The California Dream's Great Explorer

Accompanied by state Librarian Kevin Starr, Gov. Arnold Schwarzenegger recently unveiled the state's new commemorative quarter. It is a beautiful coin, graced by three icons of California history and culture: John Muir stands before Yosemite's Half Dome; a California condor soars overhead.

On the same day the governor displayed the new quarter, Starr announced his retirement. It was a fitting moment to do so. Like Muir before him, Starr is utterly fascinated by California, what it means and how it has evolved. But where Muir's fascination turned inexorably toward natural history and Earth science, Starr has plumbed California's human and cultural past. Muir studied geological time and its patterns. Starr studies the errors and triumphs of Californians.

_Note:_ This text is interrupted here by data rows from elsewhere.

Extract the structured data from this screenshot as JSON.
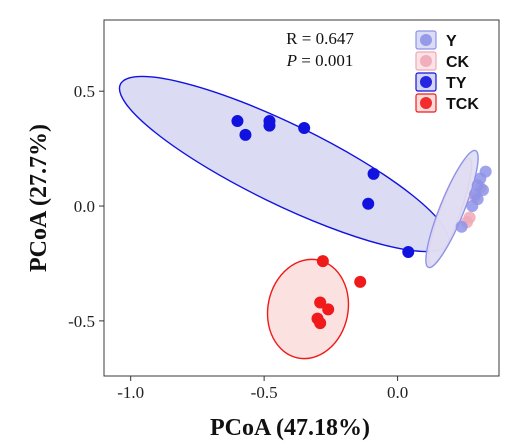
{
  "chart_data": {
    "type": "scatter",
    "xlabel": "PCoA (47.18%)",
    "ylabel": "PCoA (27.7%)",
    "xlim": [
      -1.1,
      0.38
    ],
    "ylim": [
      -0.74,
      0.81
    ],
    "x_ticks": [
      -1.0,
      -0.5,
      0.0
    ],
    "x_tick_labels": [
      "-1.0",
      "-0.5",
      "0.0"
    ],
    "y_ticks": [
      -0.5,
      0.0,
      0.5
    ],
    "y_tick_labels": [
      "-0.5",
      "0.0",
      "0.5"
    ],
    "grid": false,
    "legend_position": "top-right",
    "annotation": {
      "r_text": "R = 0.647",
      "p_label": "P",
      "p_value": " = 0.001"
    },
    "series": [
      {
        "name": "Y",
        "color": "#8e93e8",
        "fill": "#dcdcf5",
        "points": [
          [
            0.33,
            0.15
          ],
          [
            0.31,
            0.12
          ],
          [
            0.3,
            0.09
          ],
          [
            0.32,
            0.07
          ],
          [
            0.29,
            0.05
          ],
          [
            0.3,
            0.03
          ],
          [
            0.28,
            0.0
          ],
          [
            0.24,
            -0.09
          ]
        ]
      },
      {
        "name": "CK",
        "color": "#f0a8b6",
        "fill": "#fbe3e8",
        "points": [
          [
            0.31,
            0.08
          ],
          [
            0.29,
            0.04
          ],
          [
            0.27,
            -0.05
          ],
          [
            0.26,
            -0.07
          ]
        ]
      },
      {
        "name": "TY",
        "color": "#1212e0",
        "fill": "#d5d5f2",
        "points": [
          [
            -0.6,
            0.37
          ],
          [
            -0.57,
            0.31
          ],
          [
            -0.48,
            0.35
          ],
          [
            -0.48,
            0.37
          ],
          [
            -0.35,
            0.34
          ],
          [
            -0.09,
            0.14
          ],
          [
            -0.11,
            0.01
          ],
          [
            0.04,
            -0.2
          ]
        ]
      },
      {
        "name": "TCK",
        "color": "#f01a1a",
        "fill": "#fbdcdc",
        "points": [
          [
            -0.28,
            -0.24
          ],
          [
            -0.14,
            -0.33
          ],
          [
            -0.29,
            -0.42
          ],
          [
            -0.26,
            -0.45
          ],
          [
            -0.3,
            -0.49
          ],
          [
            -0.29,
            -0.51
          ]
        ]
      }
    ]
  }
}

It began 35 years ago with a doctoral thesis in the American Civilization program at Harvard. Tutored by Alan Heimert, Harvard's young scholar of 18th century American religion, Starr set out to write on a Great Awakening of a different sort: California's imaginative hold on the American psyche.

The thesis became the book "Americans and the California Dream, 1850-1915." And the book, in turn, became a much, much longer intellectual expedition based on a deceptively simple, even formulaic, question: What is the meaning -- and what is the condition -- of the "California dream" through time?

Each of Starr's half-dozen sequels has illuminated the history of California. But the whole is far more significant than its parts. Homeric in ambition, Starr's "California dream" series is the most important scholarly investigation of California ever produced.

Each successive book has tackled a particular period in California's past by evaluating the well-being of the dream: "Inventing the Dream"; "Material Dreams"; "Endangered Dreams"; "The Dream Endures"; "Embattled Dreams," etc. (Starr jokes that his volume on the 1960s will be called "Smoking the Dream.")

Incautious readers, judging from the titles, may expect this "dream" to be constant in either meaning or vitality. But that is not the case; the story, in fact, is anything but static. And in the process of telling it, Starr himself appears to have changed as well.